# Specific 3D Printers, Scanners, & Hardware > QiDi 3D Printer Forum >  New QIDI owner with print problems, advice sought

## Ridley

I have just got a QIDI Tech 2 and have started printing some objects. Some simple stuff, hollow cylinder, cubes etc, seems to come out fine, however most of the other stuff has flaws. I have included a couple of pics and would welcome some advice on setup and what I might be doing wrong, thanks.

Actually I dont seem to be able to add, images... Any idea why is there a size limit for instance?

----------


## DaveB

> I have just got a QIDI Tech 2 and have started printing some objects. Some simple stuff, hollow cylinder, cubes etc, seems to come out fine, however most of the other stuff has flaws. I have included a couple of pics and would welcome some advice on setup and what I might be doing wrong, thanks.
> 
> Actually I dont seem to be able to add, images... Any idea why is there a size limit for instance?
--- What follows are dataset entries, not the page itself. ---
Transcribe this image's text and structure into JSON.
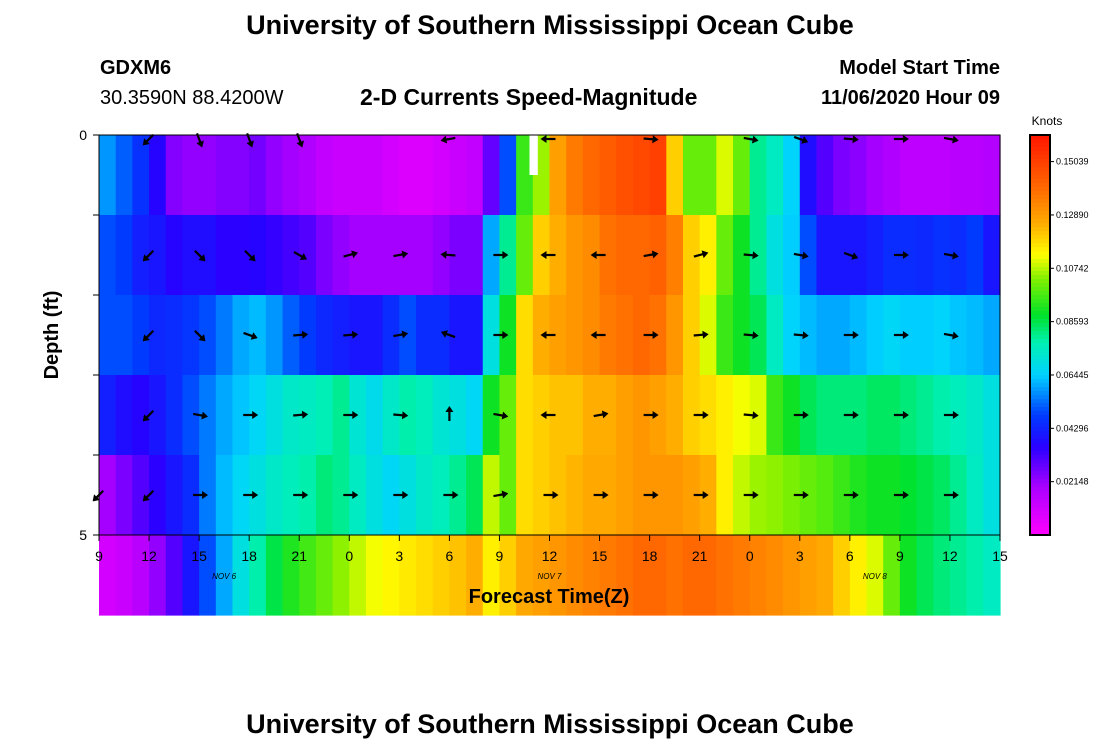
{
  "header": {
    "title": "University of Southern Mississippi Ocean Cube",
    "station_id": "GDXM6",
    "location": "30.3590N 88.4200W",
    "subtitle": "2-D Currents Speed-Magnitude",
    "model_start_label": "Model Start Time",
    "model_start_value": "11/06/2020 Hour 09"
  },
  "footer": {
    "title": "University of Southern Mississippi Ocean Cube"
  },
  "chart_data": {
    "type": "heatmap",
    "title": "2-D Currents Speed-Magnitude",
    "xlabel": "Forecast Time(Z)",
    "ylabel": "Depth (ft)",
    "xlim": [
      0,
      54
    ],
    "ylim": [
      0,
      5
    ],
    "x_tick_labels": [
      "9",
      "12",
      "15",
      "18",
      "21",
      "0",
      "3",
      "6",
      "9",
      "12",
      "15",
      "18",
      "21",
      "0",
      "3",
      "6",
      "9",
      "12",
      "15"
    ],
    "y_tick_labels": [
      "0",
      "5"
    ],
    "date_labels": [
      {
        "text": "NOV  6",
        "x": 7.5
      },
      {
        "text": "NOV  7",
        "x": 27
      },
      {
        "text": "NOV  8",
        "x": 46.5
      }
    ],
    "colorbar": {
      "unit": "Knots",
      "min": 0.0,
      "max": 0.1611,
      "tick_labels": [
        "0.15039",
        "0.12890",
        "0.10742",
        "0.08593",
        "0.06445",
        "0.04296",
        "0.02148"
      ],
      "tick_values": [
        0.15039,
        0.1289,
        0.10742,
        0.08593,
        0.06445,
        0.04296,
        0.02148
      ]
    },
    "speed_grid": [
      [
        0.058,
        0.052,
        0.046,
        0.036,
        0.024,
        0.022,
        0.022,
        0.024,
        0.024,
        0.026,
        0.022,
        0.02,
        0.018,
        0.014,
        0.012,
        0.012,
        0.012,
        0.01,
        0.008,
        0.008,
        0.01,
        0.012,
        0.014,
        0.028,
        0.05,
        0.095,
        0.105,
        0.128,
        0.136,
        0.14,
        0.143,
        0.146,
        0.148,
        0.15,
        0.12,
        0.1,
        0.1,
        0.11,
        0.1,
        0.08,
        0.075,
        0.065,
        0.038,
        0.03,
        0.025,
        0.023,
        0.02,
        0.018,
        0.015,
        0.015,
        0.015,
        0.016,
        0.016,
        0.017
      ],
      [
        0.05,
        0.048,
        0.042,
        0.04,
        0.036,
        0.038,
        0.038,
        0.035,
        0.035,
        0.036,
        0.034,
        0.032,
        0.03,
        0.025,
        0.022,
        0.02,
        0.02,
        0.02,
        0.02,
        0.02,
        0.022,
        0.025,
        0.025,
        0.06,
        0.08,
        0.1,
        0.12,
        0.125,
        0.13,
        0.132,
        0.138,
        0.14,
        0.14,
        0.142,
        0.135,
        0.12,
        0.115,
        0.1,
        0.09,
        0.08,
        0.07,
        0.064,
        0.05,
        0.04,
        0.04,
        0.04,
        0.042,
        0.045,
        0.045,
        0.044,
        0.046,
        0.045,
        0.048,
        0.04
      ],
      [
        0.05,
        0.05,
        0.048,
        0.044,
        0.045,
        0.047,
        0.05,
        0.055,
        0.06,
        0.062,
        0.058,
        0.052,
        0.048,
        0.044,
        0.042,
        0.04,
        0.04,
        0.045,
        0.05,
        0.045,
        0.045,
        0.04,
        0.04,
        0.07,
        0.09,
        0.118,
        0.125,
        0.128,
        0.13,
        0.132,
        0.136,
        0.138,
        0.14,
        0.138,
        0.13,
        0.12,
        0.11,
        0.095,
        0.09,
        0.085,
        0.075,
        0.065,
        0.062,
        0.06,
        0.06,
        0.062,
        0.064,
        0.066,
        0.064,
        0.064,
        0.065,
        0.063,
        0.062,
        0.06
      ],
      [
        0.042,
        0.038,
        0.036,
        0.04,
        0.045,
        0.05,
        0.055,
        0.06,
        0.063,
        0.066,
        0.07,
        0.074,
        0.075,
        0.077,
        0.08,
        0.072,
        0.068,
        0.074,
        0.078,
        0.076,
        0.072,
        0.07,
        0.066,
        0.09,
        0.1,
        0.118,
        0.12,
        0.122,
        0.122,
        0.125,
        0.125,
        0.128,
        0.13,
        0.128,
        0.125,
        0.12,
        0.118,
        0.115,
        0.112,
        0.11,
        0.095,
        0.09,
        0.085,
        0.082,
        0.082,
        0.082,
        0.084,
        0.084,
        0.082,
        0.08,
        0.078,
        0.076,
        0.074,
        0.07
      ],
      [
        0.02,
        0.025,
        0.03,
        0.035,
        0.04,
        0.045,
        0.055,
        0.062,
        0.066,
        0.07,
        0.074,
        0.076,
        0.078,
        0.082,
        0.08,
        0.075,
        0.07,
        0.066,
        0.07,
        0.074,
        0.076,
        0.08,
        0.085,
        0.108,
        0.1,
        0.118,
        0.12,
        0.122,
        0.124,
        0.126,
        0.126,
        0.128,
        0.13,
        0.13,
        0.13,
        0.128,
        0.125,
        0.115,
        0.108,
        0.105,
        0.104,
        0.102,
        0.1,
        0.098,
        0.095,
        0.092,
        0.09,
        0.09,
        0.088,
        0.086,
        0.084,
        0.08,
        0.075,
        0.07
      ],
      [
        0.01,
        0.012,
        0.016,
        0.022,
        0.03,
        0.04,
        0.05,
        0.06,
        0.07,
        0.078,
        0.086,
        0.092,
        0.096,
        0.1,
        0.104,
        0.108,
        0.112,
        0.114,
        0.116,
        0.118,
        0.12,
        0.122,
        0.125,
        0.115,
        0.12,
        0.126,
        0.128,
        0.13,
        0.132,
        0.134,
        0.136,
        0.138,
        0.14,
        0.14,
        0.138,
        0.14,
        0.14,
        0.138,
        0.136,
        0.134,
        0.132,
        0.13,
        0.128,
        0.126,
        0.12,
        0.115,
        0.11,
        0.1,
        0.09,
        0.085,
        0.082,
        0.08,
        0.078,
        0.075
      ]
    ],
    "vectors": [
      {
        "x": 3,
        "depth": 0,
        "dir": 225
      },
      {
        "x": 6,
        "depth": 0,
        "dir": 160
      },
      {
        "x": 9,
        "depth": 0,
        "dir": 160
      },
      {
        "x": 12,
        "depth": 0,
        "dir": 160
      },
      {
        "x": 21,
        "depth": 0,
        "dir": 260
      },
      {
        "x": 27,
        "depth": 0,
        "dir": 270
      },
      {
        "x": 33,
        "depth": 0,
        "dir": 95
      },
      {
        "x": 39,
        "depth": 0,
        "dir": 100
      },
      {
        "x": 42,
        "depth": 0,
        "dir": 110
      },
      {
        "x": 45,
        "depth": 0,
        "dir": 95
      },
      {
        "x": 48,
        "depth": 0,
        "dir": 90
      },
      {
        "x": 51,
        "depth": 0,
        "dir": 100
      },
      {
        "x": 3,
        "depth": 1,
        "dir": 225
      },
      {
        "x": 6,
        "depth": 1,
        "dir": 135
      },
      {
        "x": 9,
        "depth": 1,
        "dir": 135
      },
      {
        "x": 12,
        "depth": 1,
        "dir": 120
      },
      {
        "x": 15,
        "depth": 1,
        "dir": 75
      },
      {
        "x": 18,
        "depth": 1,
        "dir": 80
      },
      {
        "x": 21,
        "depth": 1,
        "dir": 275
      },
      {
        "x": 24,
        "depth": 1,
        "dir": 90
      },
      {
        "x": 27,
        "depth": 1,
        "dir": 270
      },
      {
        "x": 30,
        "depth": 1,
        "dir": 270
      },
      {
        "x": 33,
        "depth": 1,
        "dir": 80
      },
      {
        "x": 36,
        "depth": 1,
        "dir": 75
      },
      {
        "x": 39,
        "depth": 1,
        "dir": 95
      },
      {
        "x": 42,
        "depth": 1,
        "dir": 100
      },
      {
        "x": 45,
        "depth": 1,
        "dir": 110
      },
      {
        "x": 48,
        "depth": 1,
        "dir": 90
      },
      {
        "x": 51,
        "depth": 1,
        "dir": 100
      },
      {
        "x": 3,
        "depth": 2,
        "dir": 225
      },
      {
        "x": 6,
        "depth": 2,
        "dir": 135
      },
      {
        "x": 9,
        "depth": 2,
        "dir": 110
      },
      {
        "x": 12,
        "depth": 2,
        "dir": 85
      },
      {
        "x": 15,
        "depth": 2,
        "dir": 85
      },
      {
        "x": 18,
        "depth": 2,
        "dir": 80
      },
      {
        "x": 21,
        "depth": 2,
        "dir": 290
      },
      {
        "x": 24,
        "depth": 2,
        "dir": 90
      },
      {
        "x": 27,
        "depth": 2,
        "dir": 270
      },
      {
        "x": 30,
        "depth": 2,
        "dir": 270
      },
      {
        "x": 33,
        "depth": 2,
        "dir": 90
      },
      {
        "x": 36,
        "depth": 2,
        "dir": 85
      },
      {
        "x": 39,
        "depth": 2,
        "dir": 95
      },
      {
        "x": 42,
        "depth": 2,
        "dir": 95
      },
      {
        "x": 45,
        "depth": 2,
        "dir": 90
      },
      {
        "x": 48,
        "depth": 2,
        "dir": 90
      },
      {
        "x": 51,
        "depth": 2,
        "dir": 100
      },
      {
        "x": 3,
        "depth": 3,
        "dir": 225
      },
      {
        "x": 6,
        "depth": 3,
        "dir": 100
      },
      {
        "x": 9,
        "depth": 3,
        "dir": 90
      },
      {
        "x": 12,
        "depth": 3,
        "dir": 85
      },
      {
        "x": 15,
        "depth": 3,
        "dir": 90
      },
      {
        "x": 18,
        "depth": 3,
        "dir": 95
      },
      {
        "x": 21,
        "depth": 3,
        "dir": 0
      },
      {
        "x": 24,
        "depth": 3,
        "dir": 100
      },
      {
        "x": 27,
        "depth": 3,
        "dir": 270
      },
      {
        "x": 30,
        "depth": 3,
        "dir": 80
      },
      {
        "x": 33,
        "depth": 3,
        "dir": 90
      },
      {
        "x": 36,
        "depth": 3,
        "dir": 90
      },
      {
        "x": 39,
        "depth": 3,
        "dir": 95
      },
      {
        "x": 42,
        "depth": 3,
        "dir": 90
      },
      {
        "x": 45,
        "depth": 3,
        "dir": 90
      },
      {
        "x": 48,
        "depth": 3,
        "dir": 90
      },
      {
        "x": 51,
        "depth": 3,
        "dir": 90
      },
      {
        "x": 0,
        "depth": 4,
        "dir": 225
      },
      {
        "x": 3,
        "depth": 4,
        "dir": 225
      },
      {
        "x": 6,
        "depth": 4,
        "dir": 90
      },
      {
        "x": 9,
        "depth": 4,
        "dir": 90
      },
      {
        "x": 12,
        "depth": 4,
        "dir": 90
      },
      {
        "x": 15,
        "depth": 4,
        "dir": 90
      },
      {
        "x": 18,
        "depth": 4,
        "dir": 90
      },
      {
        "x": 21,
        "depth": 4,
        "dir": 90
      },
      {
        "x": 24,
        "depth": 4,
        "dir": 80
      },
      {
        "x": 27,
        "depth": 4,
        "dir": 90
      },
      {
        "x": 30,
        "depth": 4,
        "dir": 90
      },
      {
        "x": 33,
        "depth": 4,
        "dir": 90
      },
      {
        "x": 36,
        "depth": 4,
        "dir": 90
      },
      {
        "x": 39,
        "depth": 4,
        "dir": 90
      },
      {
        "x": 42,
        "depth": 4,
        "dir": 90
      },
      {
        "x": 45,
        "depth": 4,
        "dir": 90
      },
      {
        "x": 48,
        "depth": 4,
        "dir": 90
      },
      {
        "x": 51,
        "depth": 4,
        "dir": 90
      }
    ]
  },
  "colors": {
    "background": "#ffffff",
    "axis": "#000000",
    "vector": "#000000",
    "missing_cell": "#ffffff"
  }
}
This forum's support for pix is not functioning properly.  Only pix that are externally stored and then referenced within your posts are functioning. For example, assuming your pix were stored on Imjur, embed a pix in a post on this forum by using a text string with the format: [XXXimg]http://i.imgur.com/3qD6cMA.jpg[/XXXimg] .  Delete the "XXX"s.  I had added those so that the explanatory text would show rather than the referenced image.

----------


## Ridley

Well it seems I can add pics now, thanks.

----------


## DaveB

I'd suggest you try a new pizza delivery service.  Seriously, you will need to provide some more context info on what material, what software, nozzle and bed temps,  etc.

----------


## Ridley

PLA
Bed Temp 45°
Nozzle Temp 210°
Software Makerbot Desktop 3.9.2.1357

----------


## DaveB

> PLA
> Bed Temp 45°
> Nozzle Temp 210°
> Software Makerbot Desktop 3.9.2.1357


I assume this is the PLA that came with the printer from QiDi?
Unfortunately I do not use MakerWare and cannot help you much there.  I use Simplfy3D almost exclusively.  
Have you selected the type of printer that MakerWare is programmed to use as "Replicator"?   "Replicator (Dual)"?
Are you printing via USB or are you putting the file onto an SD card and printing from there? (Just curious)
What is the approximate physical size of the object you are printing?  
Does the object remain attached to the bed during the entire print?
Do the nozzle and bed temp displayed on the printer while you are printing this object reflect the values you specified in MakerWare?
Are you using the left extruder, and is the Blower Fan on the *side* of the left extruder blowing air?  (These are good things to do when using PLA.)
You might try a Bed temp of 60 and a Nozzle temp of 200.
And finally, are you printing this object in the orientation shown in your picture?  I suspect not.  I suspect you are printing it in an orientation such that the surface which looks like bad pasta was angled downward toward the print surface and was unsupported.  If I am correct in my orientation guess, then that is why your print looks like that.  You might try printing the object in the orientation shown in your pix and possibly with some supports under the short angled end.  If you are printing from the left extruder with the blower on, then you probably won't need those supports.

----------